By Scott Barbarino***The human mind is a fascinating thing and Bruno Giraldi has one of the most fascinating minds I’ve ever seen splayed out on a stage. Listening to his “patter” was like hearing a beatnik reading his own poems … the words profound to him but deeply confusing at the same time … the tempo of the meandering words eventually mesmerizing you until it becomes thought-inducing.
Understand that I am reviewing a savant here. Concealing himself dead center stage at Don’t Tell Mama as the audience came into and sat in the room, this show had everything, including obvious hints of contortion in it. With subtlety and brilliantly, music director John Bowen unveils Bruno. I won’t give it away but this was one of the greatest openers I’ve ever seen! I gotta honestly say the vibe instantly became spellbinding as Bruno began to reveal himself slowly and deliberately and then boom —abracadabra!— This Lover Boy ends up in a red silk robe and starts his cabaret show Love or Death.
Queen’s “Somebody To Love” started the set list of this philosophical roller coaster. I mean Bruno knows a lot of philosophy regarding Love and Death—and there sure has been a lot of philosophical discussions for him to have philosophized about. Why there’s so much to study you can get a degree in it. For most of us we’ll leave it as Love is confusing and Death is confusing and honestly this show will only confuse you more as your brain rushes to understand what’s coming at it.
But I did enjoy trying to “understand” these different philosophies as Bruno named dropped Plato and others. The show was truly mesmerizing—there’s that word again. It was intense at times, like a murder mystery but where a real murder takes place. You couldn’t help but be absorbed. The tension built like a Gomez Addam’s train wreck that is perfectly staged to have the best … bad-best effect as the trains are rolling headlong to crash. And yet he didn’t.

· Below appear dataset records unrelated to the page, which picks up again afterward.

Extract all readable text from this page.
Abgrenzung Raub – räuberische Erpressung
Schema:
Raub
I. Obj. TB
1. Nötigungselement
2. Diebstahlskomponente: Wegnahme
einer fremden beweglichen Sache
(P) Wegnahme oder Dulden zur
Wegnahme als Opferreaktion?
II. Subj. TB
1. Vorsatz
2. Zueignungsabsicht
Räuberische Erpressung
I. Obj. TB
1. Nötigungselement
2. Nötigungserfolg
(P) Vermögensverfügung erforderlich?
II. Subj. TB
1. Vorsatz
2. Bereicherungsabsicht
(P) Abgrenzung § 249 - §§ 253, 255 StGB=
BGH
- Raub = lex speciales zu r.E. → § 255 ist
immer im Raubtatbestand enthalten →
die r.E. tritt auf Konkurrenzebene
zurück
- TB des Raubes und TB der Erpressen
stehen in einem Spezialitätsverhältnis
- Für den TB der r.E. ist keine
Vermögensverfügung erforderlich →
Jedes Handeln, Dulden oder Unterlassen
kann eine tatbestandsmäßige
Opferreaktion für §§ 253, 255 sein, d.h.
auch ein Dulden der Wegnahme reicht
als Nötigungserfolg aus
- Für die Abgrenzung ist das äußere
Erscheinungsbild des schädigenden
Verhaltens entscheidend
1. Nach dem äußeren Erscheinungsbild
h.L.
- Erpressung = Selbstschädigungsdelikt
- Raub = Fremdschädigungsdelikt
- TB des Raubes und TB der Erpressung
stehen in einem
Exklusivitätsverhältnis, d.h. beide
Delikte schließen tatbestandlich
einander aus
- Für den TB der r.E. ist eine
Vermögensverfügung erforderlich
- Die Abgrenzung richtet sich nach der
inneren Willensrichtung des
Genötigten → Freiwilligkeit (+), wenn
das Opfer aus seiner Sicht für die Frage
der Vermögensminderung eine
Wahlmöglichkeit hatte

Vocally Mr. Giraldi is challenged, but lesser so on the more theatrical selections such as Man of La Mancha‘s “Dulcinea” and “The Impossible Dream” … and his voice worked well when he sang in Spanish to close with “Resistire” (Giraldi is from Argentina). The story of his father’s death, followed by Eric Clapton’s “Tears in Heaven” was a heartbreaking moment. Honestly, you just stop thinking about the vocal limitations and absorb the entire experience.